If you’re going to play in the storage big leagues you have to have these key features and VSAN now has them, but only on the All-Flash VSAN deployment model. This is pretty much in line with what you see in the industry as de-dupe and compression and SSDs are a perfect match so you can make more efficient use of the limited capacity of SSD drives. VMware hasn’t provided a lot of detail on how their implementation works under the covers beyond this slide but I suspect you will see a technical white paper on it at some point.
Note this deduplication is enabled at the cluster level so you can’t pick and choose what VSAN hosts it will be enabled on. While it is inline, the de-dupe operation occurs after data is written to the write cache and before it is moved to the capacity tier, compression happens right after de-dupe. VMware refers to this method as “nearline” and it allows them to be able to not waste resources trying to de-dupe “hot” data that is frequently changing. The de-dupe block size is fixed at 4KB, the storage industry block size tends to range from 4KB to 32KB with many vendors choosing greater than 4KB block sizes, 4KB is definitely a lot more granular which can result in higher de-dupe ratios.
Deduplication and compression are tied together with VSAN meaning they work together and you can’t just enable one or the other. Of course enabling deduplication and compression will add resource overhead to your hosts, as they are both CPU intensive operations. VMware claims it is minimal (around 5%) as they are using LZ4 compression which is designed to be extremely fast with minimal CPU overhead, but I’d like to see comparisons with this enabled and disabled to see how much impact it will be.
VSAN has never required the use of any hardware RAID configured on the server side, you essentially use RAID-0 (no RAID) when configuring your disks and then VSAN handles redundancy by doing it’s own RAID at the VM-level. Prior to 6.2 there was only one option for this which was essentially RAID-1 (mirroring) where whole copies of a VM are written to additional hosts for redundancy in case of a host failure. While that worked OK it consumed a lot of extra disk capacity on hosts as well as more host overhead.
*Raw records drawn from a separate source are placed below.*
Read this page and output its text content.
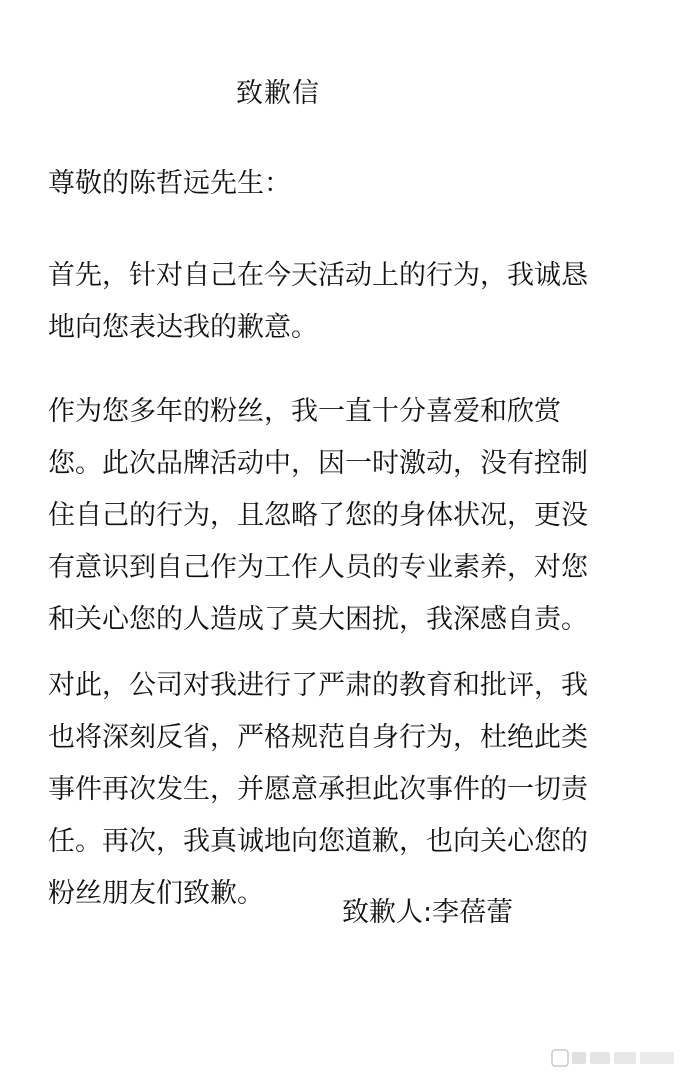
致歉信
尊敬的陈哲远先生：
首先，针对自己在今天活动上的行为，我诚恳
地向您表达我的歉意。
作为您多年的粉丝，我一直十分喜爱和欣赏
您。此次品牌活动中，因一时激动，没有控制
住自己的行为，且忽略了您的身体状况，更没
有意识到自己作为工作人员的专业素养，对您
和关心您的人造成了莫大困扰，我深感自责。
对此，公司对我进行了严肃的教育和批评，我
也将深刻反省，严格规范自身行为，杜绝此类
事件再次发生，并愿意承担此次事件的一切责
任。再次，我真诚地向您道歉，也向关心您的
粉丝朋友们致歉。
致歉人:李蓓蕾
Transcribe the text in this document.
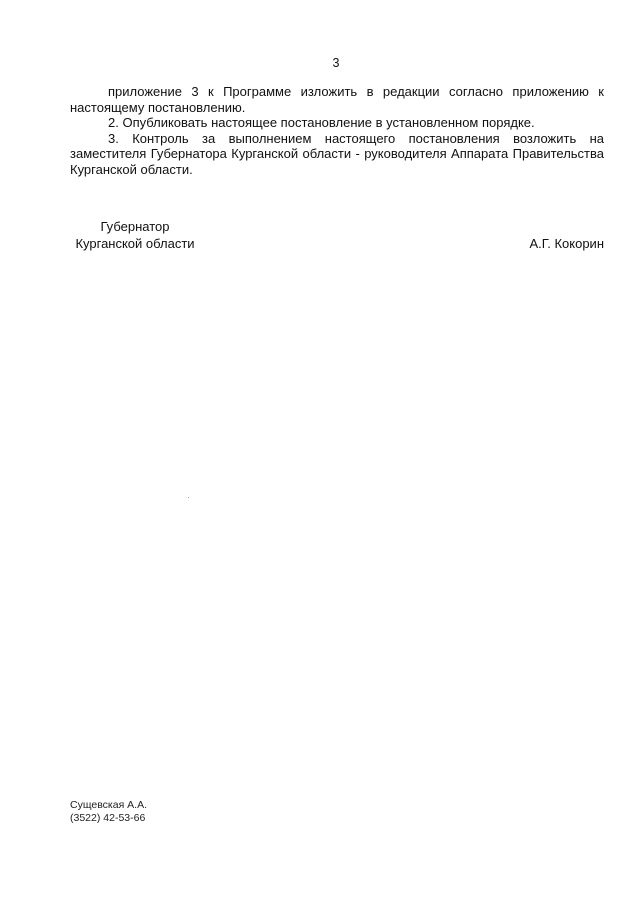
3

приложение 3 к Программе изложить в редакции согласно приложению к настоящему постановлению.

2. Опубликовать настоящее постановление в установленном порядке.

3. Контроль за выполнением настоящего постановления возложить на заместителя Губернатора Курганской области - руководителя Аппарата Правительства Курганской области.

Губернатор
Курганской области	А.Г. Кокорин
Сущевская А.А.
(3522) 42-53-66
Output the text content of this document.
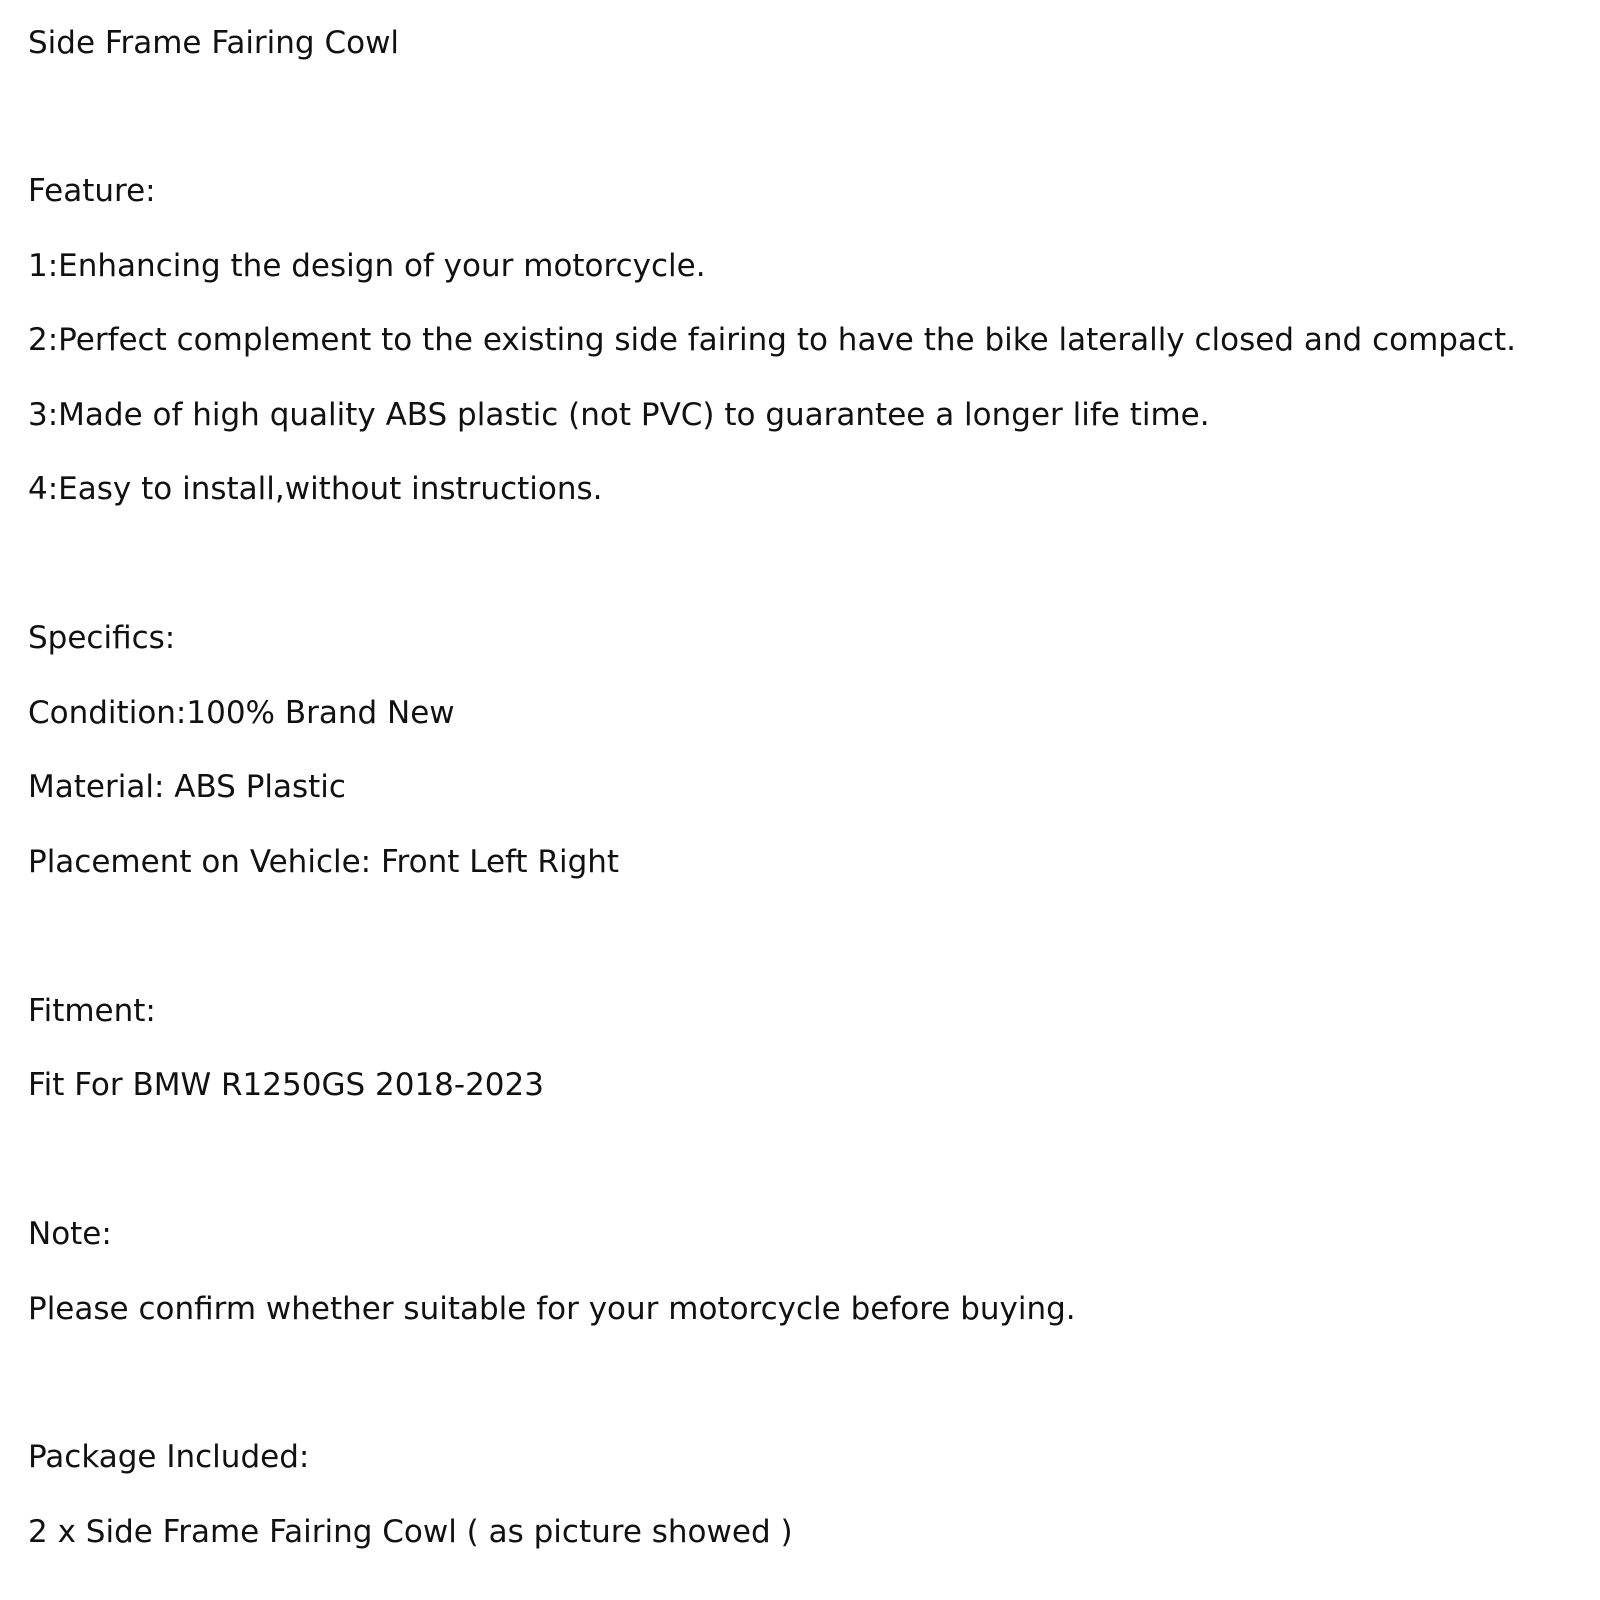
Side Frame Fairing Cowl
Feature:
1:Enhancing the design of your motorcycle.
2:Perfect complement to the existing side fairing to have the bike laterally closed and compact.
3:Made of high quality ABS plastic (not PVC) to guarantee a longer life time.
4:Easy to install,without instructions.
Specifics:
Condition:100% Brand New
Material: ABS Plastic
Placement on Vehicle: Front Left Right
Fitment:
Fit For BMW R1250GS 2018-2023
Note:
Please confirm whether suitable for your motorcycle before buying.
Package Included:
2 x Side Frame Fairing Cowl ( as picture showed )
With 6.2 VMware has introduced two new RAID levels, RAID-5 and RAID-6 which improves efficiency and reduces the required capacity requirements. These new RAID levels are only available on the All-Flash deployment model and can be enabled on a per VM-level. They refer to these methods as “Erasure Coding” which is different from traditional RAID in the way that data is broken up and written. Erasure coding is supposed to be more efficient than RAID when re-constructing data and has a downside that it can be more CPU intensive than RAID. These new RAID levels work much like their equivalent traditional disk RAID levels where parity data is striped across multiple hosts. In 6.2 these new RAID levels do not support stretch clustering but VMware expects to support that later on.
RAID-5 requires a minimum of 4 hosts to enable and is configured as 3+1 where parity data is written across 3 other hosts. Using RAID-5 the parity data only requires 1.33 times the additional space where as RAID-1 always consumed double additional space (2x). As a result a VM that is 20GB in size will only consume an additional 7GB on other hosts with RAID-5, with RAID-1 it would consume 20GB as you are writing an entire copy of the entire VM to other hosts.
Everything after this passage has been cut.